UIPP - Union des Industries de la Protection des Plantes

Pollution de l’air par les pesticides - Générations Futures manipule délibérément la science et les Français

21 février 2020

Le 18 février, Générations Futures a publié son « analyse » des données récemment mises en ligne par Atmo France sur la qualité de l’air avec la volonté manifeste de faire peur. 

Alors que les relevés réalisés par le réseau des AASQA, Associations Agréées de Surveillance de la Qualité de l’Air ne montrent aucun risque pour la santé, l’association militante Générations Futures s’emploie à tordre la réalité des faits.

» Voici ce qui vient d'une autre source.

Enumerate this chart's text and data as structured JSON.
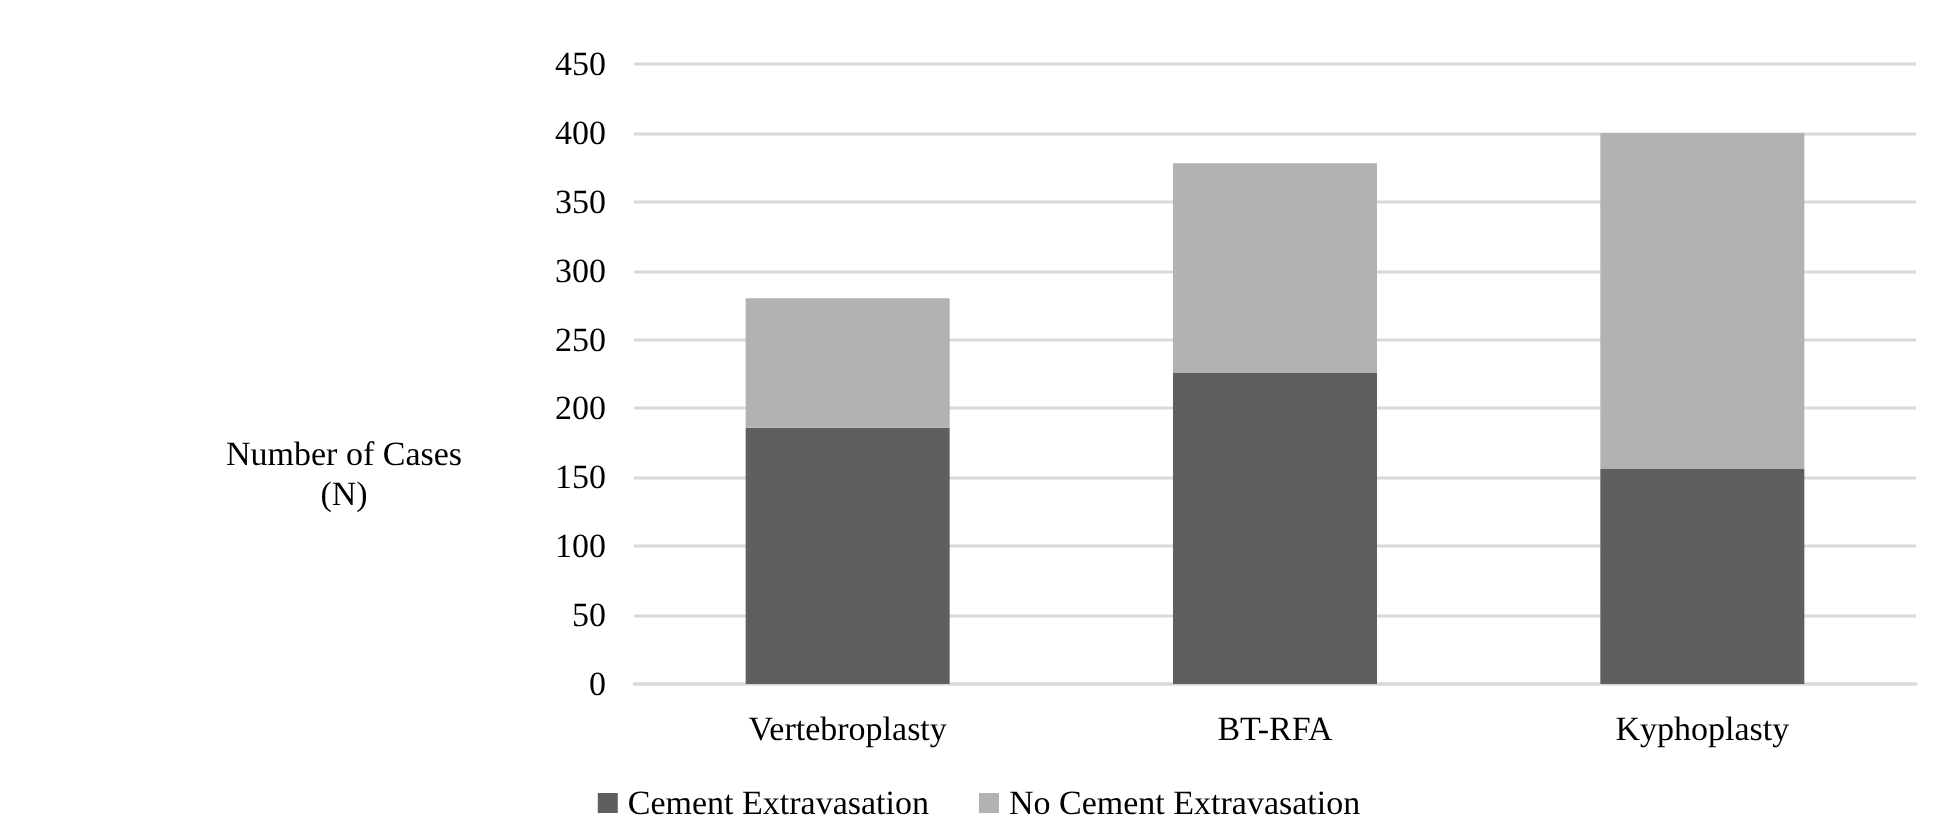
{
  "chart_data": {
    "type": "bar",
    "stacked": true,
    "ylabel": "Number of Cases\n(N)",
    "categories": [
      "Vertebroplasty",
      "BT-RFA",
      "Kyphoplasty"
    ],
    "series": [
      {
        "name": "Cement Extravasation",
        "color": "#5f5f5f",
        "values": [
          186,
          226,
          156
        ]
      },
      {
        "name": "No Cement Extravasation",
        "color": "#b2b2b2",
        "values": [
          94,
          152,
          244
        ]
      }
    ],
    "ylim": [
      0,
      450
    ],
    "yticks": [
      0,
      50,
      100,
      150,
      200,
      250,
      300,
      350,
      400,
      450
    ],
    "grid": "y",
    "legend": "bottom"
  }
}
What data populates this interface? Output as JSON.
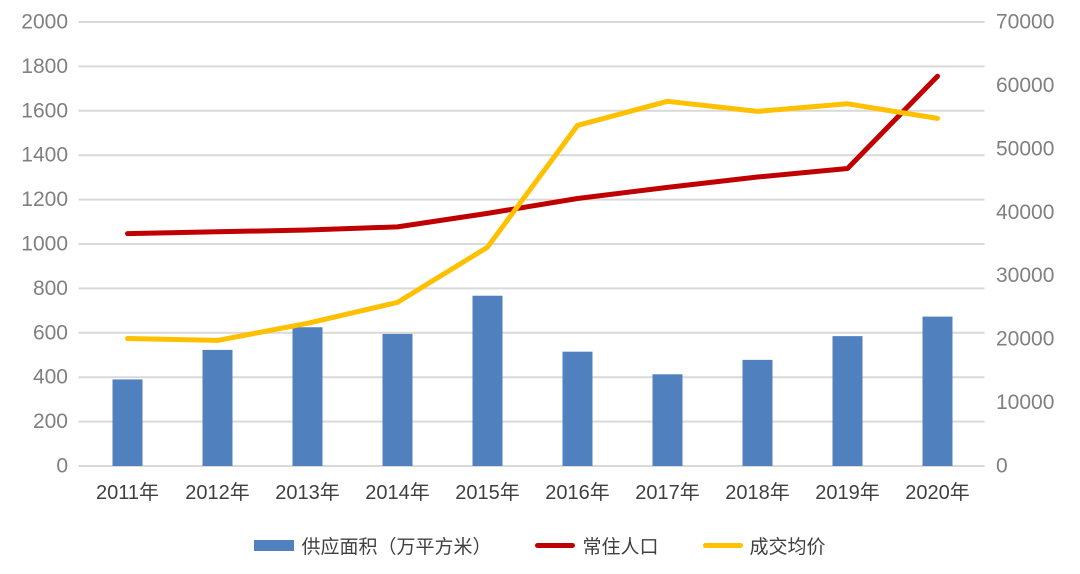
{
  "chart_data": {
    "type": "combo",
    "title": "",
    "categories": [
      "2011年",
      "2012年",
      "2013年",
      "2014年",
      "2015年",
      "2016年",
      "2017年",
      "2018年",
      "2019年",
      "2020年"
    ],
    "series": [
      {
        "name": "供应面积（万平方米）",
        "type": "bar",
        "axis": "left",
        "color": "#5081BE",
        "values": [
          390,
          523,
          625,
          595,
          767,
          515,
          413,
          478,
          585,
          673
        ]
      },
      {
        "name": "常住人口",
        "type": "line",
        "axis": "left",
        "color": "#C00000",
        "values": [
          1047,
          1055,
          1063,
          1077,
          1138,
          1205,
          1255,
          1302,
          1340,
          1756
        ]
      },
      {
        "name": "成交均价",
        "type": "line",
        "axis": "right",
        "color": "#FFC000",
        "values": [
          20100,
          19800,
          22500,
          25800,
          34500,
          53700,
          57500,
          55900,
          57100,
          54800
        ]
      }
    ],
    "left_axis": {
      "min": 0,
      "max": 2000,
      "step": 200,
      "tick_labels": [
        "0",
        "200",
        "400",
        "600",
        "800",
        "1000",
        "1200",
        "1400",
        "1600",
        "1800",
        "2000"
      ]
    },
    "right_axis": {
      "min": 0,
      "max": 70000,
      "step": 10000,
      "tick_labels": [
        "0",
        "10000",
        "20000",
        "30000",
        "40000",
        "50000",
        "60000",
        "70000"
      ]
    },
    "grid": true,
    "legend_position": "bottom",
    "style": {
      "gridline_color": "#D9D9D9",
      "value_label_color": "#808080",
      "category_label_color": "#404040",
      "background_color": "#FFFFFF"
    }
  }
}
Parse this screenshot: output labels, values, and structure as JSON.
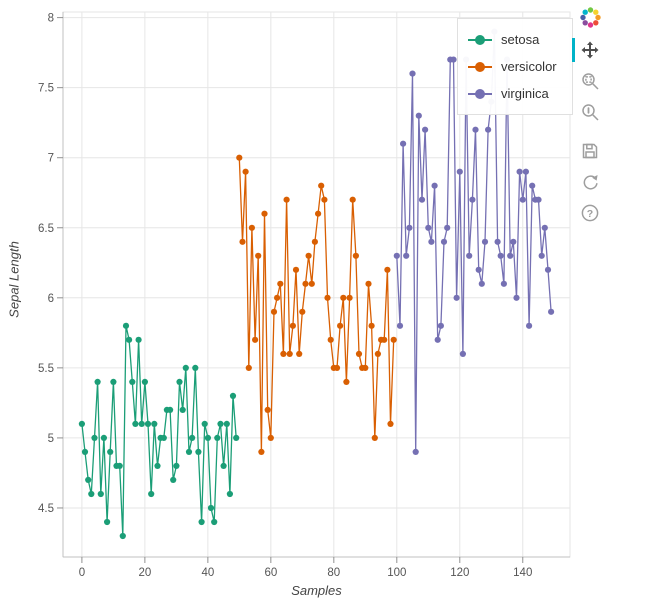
{
  "chart_data": {
    "type": "line",
    "title": "",
    "xlabel": "Samples",
    "ylabel": "Sepal Length",
    "xlim": [
      -6,
      155
    ],
    "ylim": [
      4.15,
      8.04
    ],
    "x_ticks": [
      0,
      20,
      40,
      60,
      80,
      100,
      120,
      140
    ],
    "y_ticks": [
      4.5,
      5,
      5.5,
      6,
      6.5,
      7,
      7.5,
      8
    ],
    "grid": true,
    "legend_position": "top-right-inside",
    "series": [
      {
        "name": "setosa",
        "color": "#1b9e77",
        "x_start": 0,
        "values": [
          5.1,
          4.9,
          4.7,
          4.6,
          5.0,
          5.4,
          4.6,
          5.0,
          4.4,
          4.9,
          5.4,
          4.8,
          4.8,
          4.3,
          5.8,
          5.7,
          5.4,
          5.1,
          5.7,
          5.1,
          5.4,
          5.1,
          4.6,
          5.1,
          4.8,
          5.0,
          5.0,
          5.2,
          5.2,
          4.7,
          4.8,
          5.4,
          5.2,
          5.5,
          4.9,
          5.0,
          5.5,
          4.9,
          4.4,
          5.1,
          5.0,
          4.5,
          4.4,
          5.0,
          5.1,
          4.8,
          5.1,
          4.6,
          5.3,
          5.0
        ]
      },
      {
        "name": "versicolor",
        "color": "#d95f02",
        "x_start": 50,
        "values": [
          7.0,
          6.4,
          6.9,
          5.5,
          6.5,
          5.7,
          6.3,
          4.9,
          6.6,
          5.2,
          5.0,
          5.9,
          6.0,
          6.1,
          5.6,
          6.7,
          5.6,
          5.8,
          6.2,
          5.6,
          5.9,
          6.1,
          6.3,
          6.1,
          6.4,
          6.6,
          6.8,
          6.7,
          6.0,
          5.7,
          5.5,
          5.5,
          5.8,
          6.0,
          5.4,
          6.0,
          6.7,
          6.3,
          5.6,
          5.5,
          5.5,
          6.1,
          5.8,
          5.0,
          5.6,
          5.7,
          5.7,
          6.2,
          5.1,
          5.7
        ]
      },
      {
        "name": "virginica",
        "color": "#7570b3",
        "x_start": 100,
        "values": [
          6.3,
          5.8,
          7.1,
          6.3,
          6.5,
          7.6,
          4.9,
          7.3,
          6.7,
          7.2,
          6.5,
          6.4,
          6.8,
          5.7,
          5.8,
          6.4,
          6.5,
          7.7,
          7.7,
          6.0,
          6.9,
          5.6,
          7.7,
          6.3,
          6.7,
          7.2,
          6.2,
          6.1,
          6.4,
          7.2,
          7.4,
          7.9,
          6.4,
          6.3,
          6.1,
          7.7,
          6.3,
          6.4,
          6.0,
          6.9,
          6.7,
          6.9,
          5.8,
          6.8,
          6.7,
          6.7,
          6.3,
          6.5,
          6.2,
          5.9
        ]
      }
    ]
  },
  "toolbar": {
    "active_tool": "pan",
    "accent_color": "#00b3c8",
    "help_glyph": "?",
    "tools": [
      {
        "name": "pan",
        "active": true
      },
      {
        "name": "box-zoom",
        "active": false
      },
      {
        "name": "wheel-zoom",
        "active": false
      },
      {
        "name": "save",
        "active": false
      },
      {
        "name": "reset",
        "active": false
      },
      {
        "name": "help",
        "active": false
      }
    ]
  },
  "style": {
    "grid_color": "#e6e6e6",
    "axis_line_color": "#c0c0c0",
    "tick_color": "#909090",
    "tick_label_color": "#555555",
    "axis_label_color": "#444444"
  }
}
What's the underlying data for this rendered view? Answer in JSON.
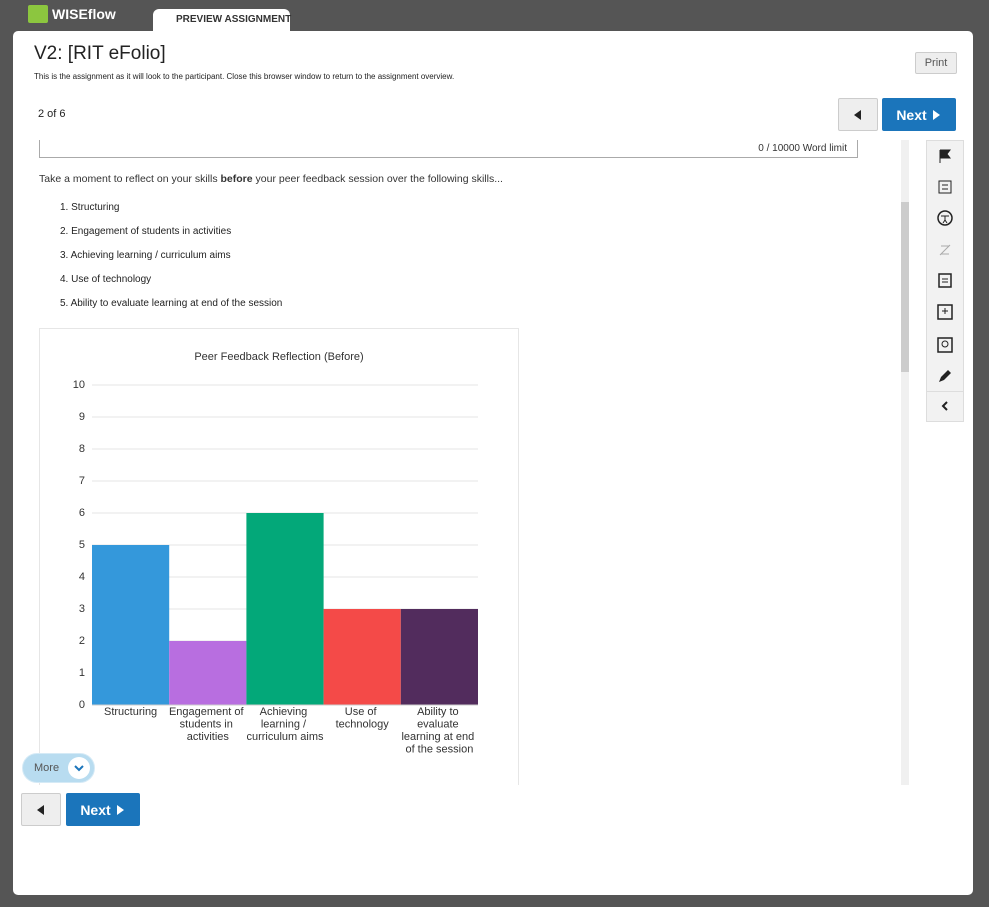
{
  "header": {
    "logo": "WISEflow",
    "tab": "PREVIEW ASSIGNMENT"
  },
  "page": {
    "title": "V2: [RIT eFolio]",
    "subtitle": "This is the assignment as it will look to the participant. Close this browser window to return to the assignment overview.",
    "print": "Print"
  },
  "nav": {
    "position": "2 of 6",
    "next": "Next"
  },
  "content": {
    "word_limit": "0 / 10000 Word limit",
    "intro": [
      "Take a moment to reflect on your skills ",
      "before",
      " your peer feedback session over the following skills..."
    ],
    "list": [
      "1. Structuring",
      "2. Engagement of students in activities",
      "3. Achieving learning / curriculum aims",
      "4. Use of technology",
      "5. Ability to evaluate learning at end of the session"
    ],
    "more": "More"
  },
  "bottom_nav": {
    "next": "Next"
  },
  "chart_data": {
    "type": "bar",
    "title": "Peer Feedback Reflection (Before)",
    "categories": [
      "Structuring",
      "Engagement of students in activities",
      "Achieving learning / curriculum aims",
      "Use of technology",
      "Ability to evaluate learning at end of the session"
    ],
    "values": [
      5,
      2,
      6,
      3,
      3
    ],
    "colors": [
      "#3498db",
      "#b86ee0",
      "#03a879",
      "#f44a48",
      "#522c5d"
    ],
    "ylim": [
      0,
      10
    ],
    "yticks": [
      0,
      1,
      2,
      3,
      4,
      5,
      6,
      7,
      8,
      9,
      10
    ],
    "grid": true
  }
}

Rappelons d’abord que cette base de données très utile pour réaliser des analyses locales compile des résultats très hétérogènes. Pendant la période considérée, les associations locales du réseau ASQAA n’ont pas utilisé les mêmes méthodologies scientifiques, rendant les comparaisons très aléatoires. Pour permettre de disposer de données fiables et comparables, l’ANSES s’est saisie de cette question en 2018 et a développé une méthodologie désormais employée par ATMO France.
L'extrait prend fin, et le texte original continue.